Baca Juga: Pintu Tol Cisaat Bocimi Seksi 3: 20 Bidang Tanah di Cibolang Kaler Belum Dapat Ganti Rugi
Baca Juga: Disambut Antusias, 148 Nasabah Sudah Buka Rekening Tahara di BPR Cisolok Sukabumi
Secara umum, pandangan Machiavelli tidak sesuai dengan pandangan para penganut humanis pada saat itu, yang memiliki konsep bahwa setiap warga negara dapat berkontribusi secara signifikan terhadap kesejahteraan negaranya.
Diantara yang tidak sependapat, adalah filsuf dan pemenang hadiah Nobel Bertrand Russel, ia pernah mengatakan bahwa buku The Prince adalah pegangan para gangster, “The Prince is a handbook for gangsters”.
Machiavelli melihat secara umum orang lebih suka bekerja demi kepentingan mereka sendiri dan memberikan sedikit saja kontribusi terhadap negaranya.
Meskipun Machiavelli sendiri meragukan bentuk negara yang sesuai dengan konsepnya itu dapat terwujud, namun beberapa tahun kemudian setelah ia menulis The Prince, ternyata banyak pemerintahan yang mengikuti konsepnya.
Buku The Prince, yang sudah berumur 500 tahun lebih ternyata masih relevan untuk dibicarakan dan dijalankan dalam praktik politik saat ini.

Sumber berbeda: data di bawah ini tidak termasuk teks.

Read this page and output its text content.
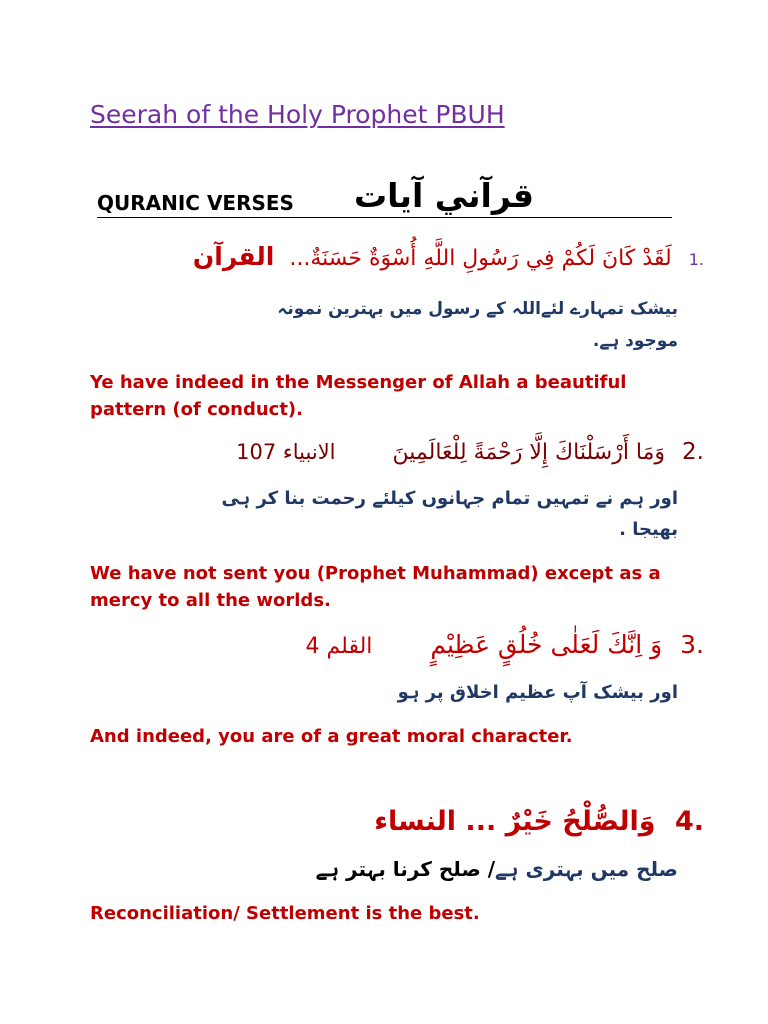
Seerah of the Holy Prophet PBUH
QURANIC VERSES قرآني آيات
1. لَقَدْ كَانَ لَكُمْ فِي رَسُولِ اللَّهِ أُسْوَةٌ حَسَنَةٌ... القرآن
بیشک تمہارے لئےاللہ کے رسول میں بہترین نمونہ
موجود ہے.
Ye have indeed in the Messenger of Allah a beautiful pattern (of conduct).
2. وَمَا أَرْسَلْنَاكَ إِلَّا رَحْمَةً لِلْعَالَمِينَ الانبياء 107
اور ہم نے تمہیں تمام جہانوں کیلئے رحمت بنا کر ہی
بھیجا .
We have not sent you (Prophet Muhammad) except as a mercy to all the worlds.
3. وَ اِنَّكَ لَعَلٰی خُلُقٍ عَظِیْمٍ القلم 4
اور بیشک آپ عظیم اخلاق پر ہو
And indeed, you are of a great moral character.
4. وَالصُّلْحُ خَيْرٌ ... النساء
صلح میں بہتری ہے/ صلح کرنا بہتر ہے
Reconciliation/ Settlement is the best.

Atas pemikirannya dalam The Prince, Machiavelli dianggap sebagai pencetus politik sekuler di dunia modern.
Walaupun ada interpretasi lain dari sejumlah studi mengatakan bahwa Machiavelli sebenarnya dalam The Prince sedang melakukan sekadar “pro-democracy satire”.
"Mungkin Machiavelli hanya ingin menjadi seorang realis, bahwa untuk bisa efektif memerintah, seorang pangeran mempunyai banyak pilihan, sehingga cara-cara yang sekarang dianggap kotor, tabu atau tidak senonoh, pada waktu itu diperlukan oleh penguasa untuk menguatkan suatu pemerintahan, dan pada gilirannya mampu menata kestabilan dan meningkatkan kesejahteraan,"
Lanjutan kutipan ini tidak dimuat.